Furthermore, it is positive in this case that the Mirena coil insertion did not appear to have any detrimental or structural effects on the foetus involved. Although more research is needed as currently, due to the rarity of this scenario, the sample sizes of previously reported cases are low2.
In this case, the negative pregnancy test on Mirena insertion was taken as read. Resultantly, patients will now be advised to not have any unprotected intercourse from their last menstrual period until after their resection once the Mirena has been inserted.

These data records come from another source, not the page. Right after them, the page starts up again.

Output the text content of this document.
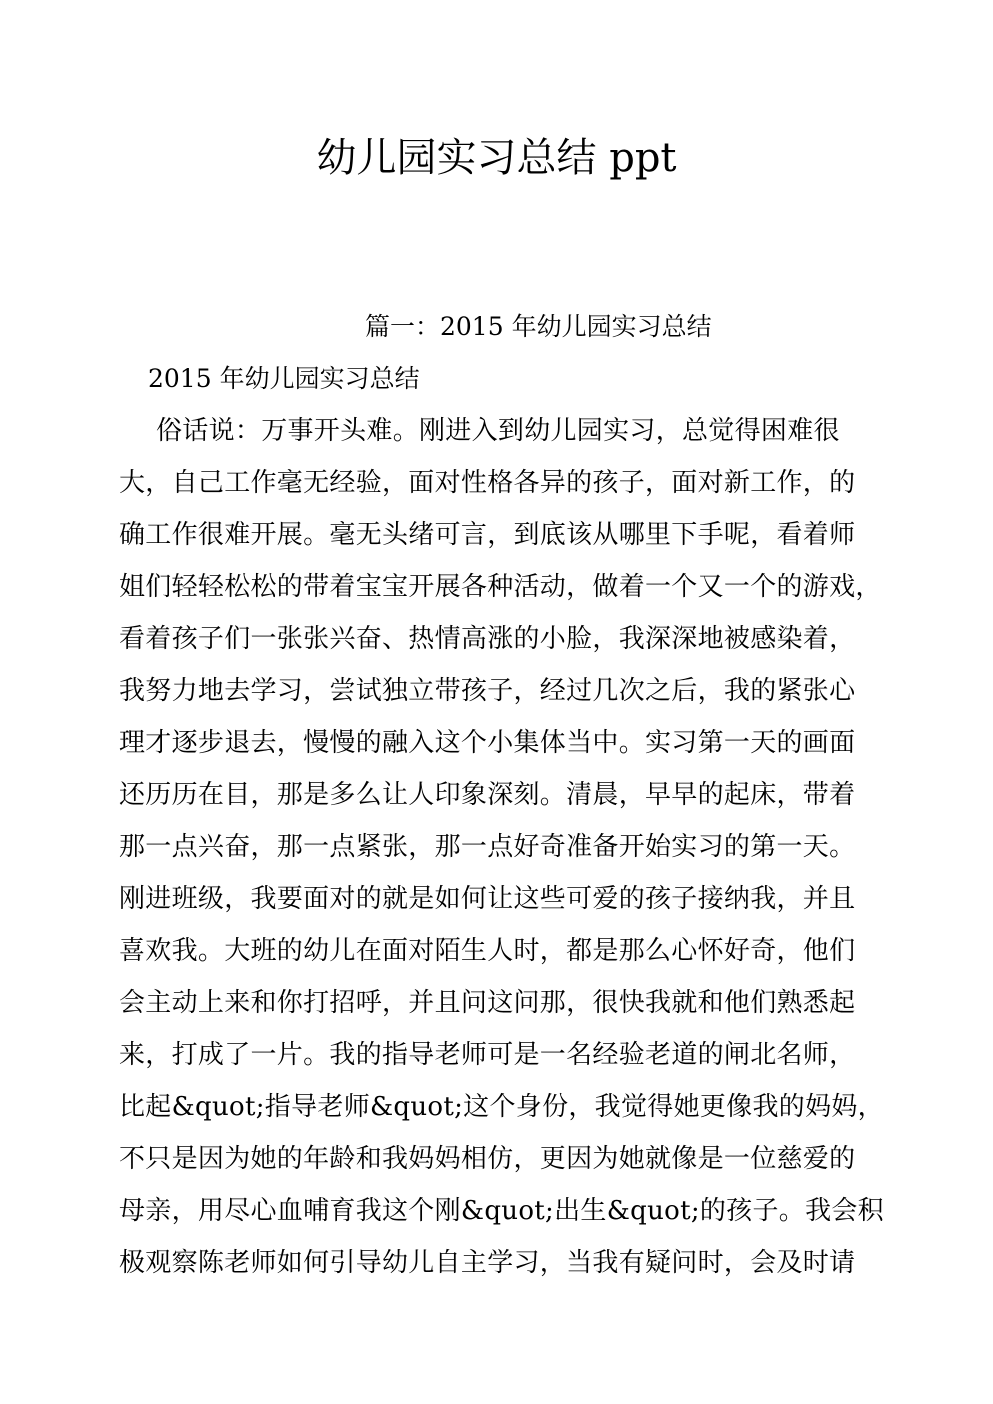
幼儿园实习总结 ppt
篇一：2015 年幼儿园实习总结
2015 年幼儿园实习总结
俗话说：万事开头难。刚进入到幼儿园实习，总觉得困难很
大，自己工作毫无经验，面对性格各异的孩子，面对新工作，的
确工作很难开展。毫无头绪可言，到底该从哪里下手呢，看着师
姐们轻轻松松的带着宝宝开展各种活动，做着一个又一个的游戏，
看着孩子们一张张兴奋、热情高涨的小脸，我深深地被感染着，
我努力地去学习，尝试独立带孩子，经过几次之后，我的紧张心
理才逐步退去，慢慢的融入这个小集体当中。实习第一天的画面
还历历在目，那是多么让人印象深刻。清晨，早早的起床，带着
那一点兴奋，那一点紧张，那一点好奇准备开始实习的第一天。
刚进班级，我要面对的就是如何让这些可爱的孩子接纳我，并且
喜欢我。大班的幼儿在面对陌生人时，都是那么心怀好奇，他们
会主动上来和你打招呼，并且问这问那，很快我就和他们熟悉起
来，打成了一片。我的指导老师可是一名经验老道的闸北名师，
比起&quot;指导老师&quot;这个身份，我觉得她更像我的妈妈，
不只是因为她的年龄和我妈妈相仿，更因为她就像是一位慈爱的
母亲，用尽心血哺育我这个刚&quot;出生&quot;的孩子。我会积
极观察陈老师如何引导幼儿自主学习，当我有疑问时，会及时请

Or, to use another method of contraception such as the contraceptive pill.
In addition, the aim will now be to perform the procedure during the early follicular phase of the woman’s menstrual cycle in order to further safeguard against the risk of pregnancy.
Patients will now also be counselled about the risk of pregnancy in the presence of the Mirena coil as a potential risk of non-abstinence and/or contraceptive failure in this period.
As a final learning point following review of the literature for this case report we recognise the need to consider a patient’s suitability for the Mirena coil as part of the treatment for a uterine septum resection and the potential to use other hormonal adjuncts such as oestrogen as an alternative to promote endometrial growth, without the risk of a subsequent complicated pregnancy.
The authors would like to thank the patient whom gave written consent for the use of their images and medical records for the publication of this case report.
The authors would also like the t hank the on-site Clinical Library for the following evidence search: Uterine septum resection and Mirena and pregnancy. Genny Franklin: (4th October, 2019), Dartford and Gravesham NHS Trust, UK.
The authors report no conflicts of interest in this case report publication.